The combination of a model with satellite data — including weather forecasts — is very powerful because it provides us not only with soil moisture information for NOW, but also about the hydrological conditions of tomorrow, the day after tomorrow, etcetera. Given that OWASIS is a country-wide system, we use this information to create perspectives for action for all water managers in the Netherlands, allowing water boards to better anticipate wet and/or dry conditions within their management area as well as in a more supra-regional context, such as Smart Water Management; in consultation with the surrounding water boards and the Directorate-General for Public Works and Water Management.
The development of OWASIS from a practical idea into a national information product is an example of an innovation envisaged by STOWA with the SAT-WATER programme: the application of information based on satellite data combined with existing knowledge and tools to advance existing water management a step further. A strong, practice-oriented development path was followed in a number of steps and with the financial support of the European Space Agency (ESA).

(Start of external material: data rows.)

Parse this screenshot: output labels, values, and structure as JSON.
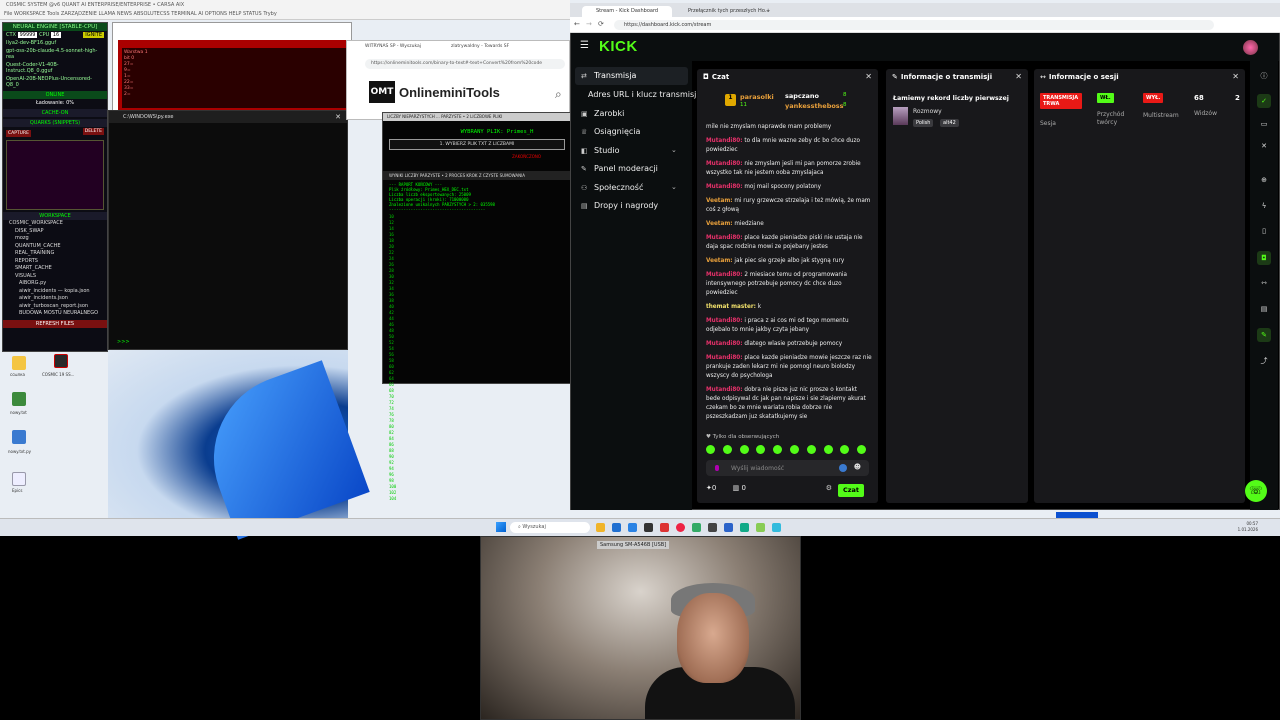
{
  "desktop_top": {
    "title": "COSMIC SYSTEM @v6 QUANT AI ENTERPRISE/ENTERPRISE • CARSA AIX",
    "menu": "File  WORKSPACE  Tools  ZARZĄDZENIE  LLAMA  NEWS  ABSOLUTECSS  TERMINAL AI  OPTIONS  HELP  STATUS  Tryby"
  },
  "neural_panel": {
    "header": "NEURAL ENGINE [STABLE-CPU]",
    "ctx_label": "CTX",
    "ctx_value": "99999",
    "cpu_label": "CPU",
    "cpu_value": "16",
    "ignite": "IGNITE",
    "models": [
      "Ilya2-dev-BF16.gguf",
      "gpt-oss-20b-claude-4.5-sonnet-high-rea",
      "Quest-Coder-V1-40B-Instruct.Q8_0.gguf",
      "OpenAI-20B-NEOPlus-Uncensored-Q8_0"
    ],
    "status": "ONLINE",
    "loading": "Ładowanie: 0%",
    "cache": "CACHE-ON",
    "quarks": "QUARKS (SNIPPETS)",
    "capture": "CAPTURE",
    "delete": "DELETE",
    "workspace": "WORKSPACE",
    "tree": [
      "COSMIC_WORKSPACE",
      "DISK_SWAP",
      "mozg",
      "QUANTUM_CACHE",
      "REAL_TRAINING",
      "REPORTS",
      "SMART_CACHE",
      "VISUALS",
      "AIBORG.py",
      "aiwir_incidents — kopia.json",
      "aiwir_incidents.json",
      "aiwir_turboscan_report.json",
      "BUDOWA MOSTU NEURALNEGO"
    ],
    "refresh": "REFRESH FILES"
  },
  "red_window": {
    "heading": "Warstwa 1",
    "lines": [
      "bit 0",
      "27=",
      "9=",
      "1=",
      "22=",
      "33=",
      "2=",
      "32=K"
    ]
  },
  "cmd": {
    "title": "C:\\WINDOWS\\py.exe",
    "prompt": ">>>"
  },
  "omt": {
    "tabs": [
      "WITRYNAS SP - Wyszukaj",
      "zlatrywaldny - Towards SF"
    ],
    "url": "https://onlineminitools.com/binary-to-text#-text+Convert%20from%20code",
    "logo": "OMT",
    "name": "OnlineminiTools"
  },
  "analyzer": {
    "header": "LICZBY NIEPARZYSTYCH ... PARZYSTE • 2 LICZBOWE PLIKI",
    "title": "WYBRANY PLIK: Primes_H",
    "button": "1. WYBIERZ PLIK TXT Z LICZBAMI",
    "done": "ZAKOŃCZONO",
    "tabs": "WYNIKI LICZBY PARZYSTE • 2    PROCES KROK Z CZYSTE SUMOWANIA",
    "report": "--- RAPORT KOŃCOWY ---\nPlik źródłowy: Primes_HEX_DEC.txt\nLiczba liczb eksportowanych: 25009\nLiczba operacji (kroki): 71000000\nZnalezione unikalnych PARZYSTYCH > 2: 035598\n----------------------------------------",
    "numbers": [
      "10",
      "12",
      "14",
      "16",
      "18",
      "20",
      "22",
      "24",
      "26",
      "28",
      "30",
      "32",
      "34",
      "36",
      "38",
      "40",
      "42",
      "44",
      "46",
      "48",
      "50",
      "52",
      "54",
      "56",
      "58",
      "60",
      "62",
      "64",
      "66",
      "68",
      "70",
      "72",
      "74",
      "76",
      "78",
      "80",
      "82",
      "84",
      "86",
      "88",
      "90",
      "92",
      "94",
      "96",
      "98",
      "100",
      "102",
      "104"
    ]
  },
  "desktop_icons": [
    {
      "label": "ссылка"
    },
    {
      "label": "COSMIC 19 SS..."
    },
    {
      "label": "nowy.txt"
    },
    {
      "label": "nowy.txt.py"
    },
    {
      "label": "Epics"
    }
  ],
  "taskbar": {
    "search": "Wyszukaj",
    "time": "00:57",
    "date": "1.01.2026"
  },
  "webcam": {
    "label": "Samsung SM-A546B [USB]"
  },
  "browser": {
    "tabs": [
      "Stream - Kick Dashboard",
      "Przełącznik tych przeszłych Ho..."
    ],
    "url": "https://dashboard.kick.com/stream"
  },
  "kick": {
    "logo": "KICK",
    "nav": [
      {
        "label": "Transmisja",
        "icon": "stream-icon"
      },
      {
        "label": "Adres URL i klucz transmisji",
        "icon": ""
      },
      {
        "label": "Zarobki",
        "icon": "wallet-icon"
      },
      {
        "label": "Osiągnięcia",
        "icon": "trophy-icon"
      },
      {
        "label": "Studio",
        "icon": "studio-icon"
      },
      {
        "label": "Panel moderacji",
        "icon": "wrench-icon"
      },
      {
        "label": "Społeczność",
        "icon": "community-icon"
      },
      {
        "label": "Dropy i nagrody",
        "icon": "gift-icon"
      }
    ],
    "chat": {
      "title": "Czat",
      "leaderboard": [
        {
          "rank": "1",
          "name": "parasolki",
          "count": "11"
        },
        {
          "name": "sapczano",
          "count": "8"
        },
        {
          "name": "yankesstheboss",
          "count": "8"
        }
      ],
      "messages": [
        {
          "user": "",
          "text": "mile nie zmyslam naprawde mam problemy",
          "color": "u-red"
        },
        {
          "user": "Mutandi80:",
          "text": "to dla mnie wazne zeby dc bo chce duzo powiedziec",
          "color": "u-red"
        },
        {
          "user": "Mutandi80:",
          "text": "nie zmyslam jesli mi pan pomorze zrobie wszystko tak nie jestem ooba zmyslajaca",
          "color": "u-red"
        },
        {
          "user": "Mutandi80:",
          "text": "moj mail spocony polatony",
          "color": "u-red"
        },
        {
          "user": "Veetam:",
          "text": "mi rury grzewcze strzelaja i też mówią, że mam coś z głową",
          "color": "u-or"
        },
        {
          "user": "Veetam:",
          "text": "miedziane",
          "color": "u-or"
        },
        {
          "user": "Mutandi80:",
          "text": "place kazde pieniadze piski nie ustaja nie daja spac rodzina mowi ze pojebany jestes",
          "color": "u-red"
        },
        {
          "user": "Veetam:",
          "text": "jak piec sie grzeje albo jak stygną rury",
          "color": "u-or"
        },
        {
          "user": "Mutandi80:",
          "text": "2 miesiace temu od programowania intensywnego potrzebuje pomocy dc chce duzo powiedziec",
          "color": "u-red"
        },
        {
          "user": "themat master:",
          "text": "k",
          "color": "u-ye"
        },
        {
          "user": "Mutandi80:",
          "text": "i praca z ai cos mi od tego momentu odjebalo to mnie jakby czyta jebany",
          "color": "u-red"
        },
        {
          "user": "Mutandi80:",
          "text": "dlatego wlasie potrzebuje pomocy",
          "color": "u-red"
        },
        {
          "user": "Mutandi80:",
          "text": "place kazde pieniadze mowie jeszcze raz nie prankuje zaden lekarz mi nie pomogl neuro biolodzy wszyscy do psychologa",
          "color": "u-red"
        },
        {
          "user": "Mutandi80:",
          "text": "dobra nie pisze juz nic prosze o kontakt bede odpisywal dc jak pan napisze i sie zlapiemy akurat czekam bo ze mnie wariata robia dobrze nie pszeszkadzam juz skatatkujemy sie",
          "color": "u-red"
        }
      ],
      "follow_only": "Tylko dla obserwujących",
      "placeholder": "Wyślij wiadomość",
      "points": "0",
      "gifts": "0",
      "send": "Czat"
    },
    "info": {
      "title": "Informacje o transmisji",
      "stream_title": "Łamiemy rekord liczby pierwszej",
      "category": "Rozmowy",
      "tags": [
        "Polish",
        "alt42"
      ]
    },
    "session": {
      "title": "Informacje o sesji",
      "live_badge": "TRANSMISJA TRWA",
      "session_label": "Sesja",
      "revenue_badge": "WŁ.",
      "revenue_label": "Przychód twórcy",
      "multistream_badge": "WYŁ.",
      "multistream_label": "Multistream",
      "viewers_value": "68",
      "viewers_label": "Widzów",
      "extra_value": "2"
    }
  },
  "colors": {
    "kick_green": "#53fc18",
    "kick_bg": "#0b0e0f",
    "panel_bg": "#18181b",
    "badge_red": "#e91916"
  }
}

Nevertheless, the question remains whether an innovation like this will find its way into operational water management. This ‘valorisation’ of OWASIS depends on the added value within the working process of the hydrologist and water level manager when making decisions in the event of water shortages and imminent flooding. The experiences at De Stichtse Rijnlanden Water Board can certainly be called good. Not only was OWASIS used last year to (partially) determine the moment of transition from the summer to the winter level, but OWASIS was also embedded in VIDENTE 0.1, an HDSR BOS (decision-making support) system.
The availability of the input data required for OWASIS is guaranteed via the Water Board Headquarters (Waterschapshuis). The WIWB (wiwb.nl) project and SATDATA 3.0 project regulate the availability of basic, precipitation and evaporation data and weather forecasts, covering the entire country and cross-border, as open data. The Smart Water Management Programme of Directorate-General for Public Works and Water Management and the water boards will provide OWASIS with data for all Dutch water managers as from this summer.